El reciente intercambio entre el presidente de Estados Unidos, Donald Trump, y la Unión Europea (UE) ha puesto de relieve las tensiones económicas y políticas que marcan las relaciones transatlánticas. El miércoles pasado, durante una rueda de prensa en Carolina del Norte, Trump lanzó una dura advertencia: si Canadá es nombrada “miembro especial” de la UE, él respondería con “grandes aranceles” o incluso consideraría interrumpir el comercio directo con el bloque europeo. Esta declaración, calificada por él mismo como una respuesta a un “acto hostil”, refleja las inquietudes de la administración estadounidense respecto a la posible integración de su vecino del norte a la esfera europea.
Trump no escatimó en críticas hacia la idea de estrechar vínculos entre Canadá y la UE, señalando que considera a Canadá un “pésimo socio comercial”. Su retórica sugiere que cualquier movimiento en esta dirección podría perturbar gravemente el comercio en la región. La presidenta de la Comisión Europea, Ursula von der Leyen, respondió a estas preocupaciones planteando, ante el Parlamento Europeo, la posibilidad de que Canadá se convierta en el primer “miembro asociado” de la UE. Una medida, según ella, que podría reforzar la cooperación en sectores clave como tecnología, defensa y economía.
Sin embargo, el camino hacia esta asociación no está exento de obstáculos. El estatus de “miembro asociado” no está actualmente reconocido en los tratados de la UE, lo que implicaría una negociación compleja para definir sus condiciones y obtener la aprobación de los 27 Estados miembros. A pesar de estos desafíos, las intenciones de Canadá parecen claras. El primer ministro canadiense, Mark Carney, subrayó el domingo que el objetivo de su gobierno no es hacerse miembro pleno de la UE, sino más bien buscar una “alianza única” basada en valores y prioridades compartidas.

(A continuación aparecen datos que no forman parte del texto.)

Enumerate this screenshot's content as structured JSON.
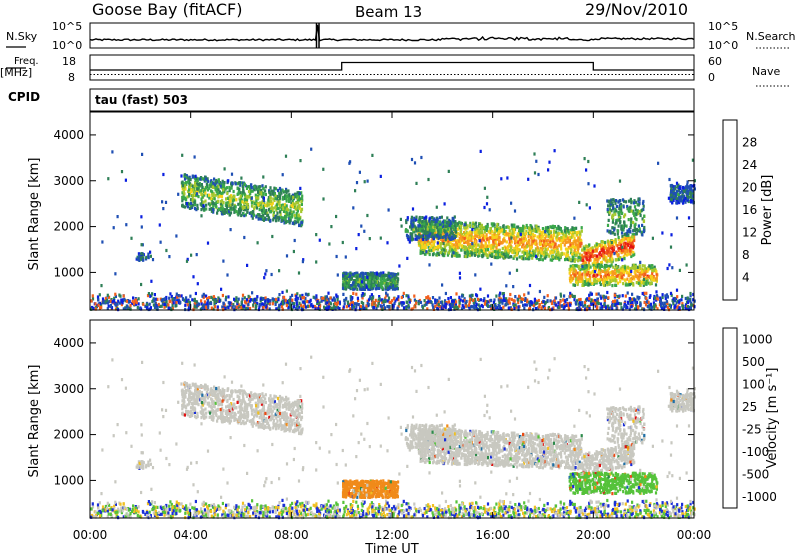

Paralelamente, la opinión pública canadiense apoya abrumadoramente este acercamiento. Una reciente encuesta de Abacus Data señala que un 81% de los canadienses apoya una mayor integración con la UE, siempre y cuando Canadá no se convierta en miembro formal del bloque. Además, el 80% respalda el fortalecimiento de la cooperación estratégica en áreas como política exterior, defensa y economía. Estos datos sugieren un fuerte respaldo por parte de la población canadiense a un camino más cercano con Europa, en un contexto donde las relaciones con Estados Unidos parecen más tensas.
La situación continúa evolucionando mientras ambos lados del Atlántico manejan sus respectivas agendas comerciales y políticas. Los próximos meses serán cruciales para determinar el futuro de esta potencial colaboración, y cómo la administración de Trump responderá ante un posible cambio en las alianzas regionales.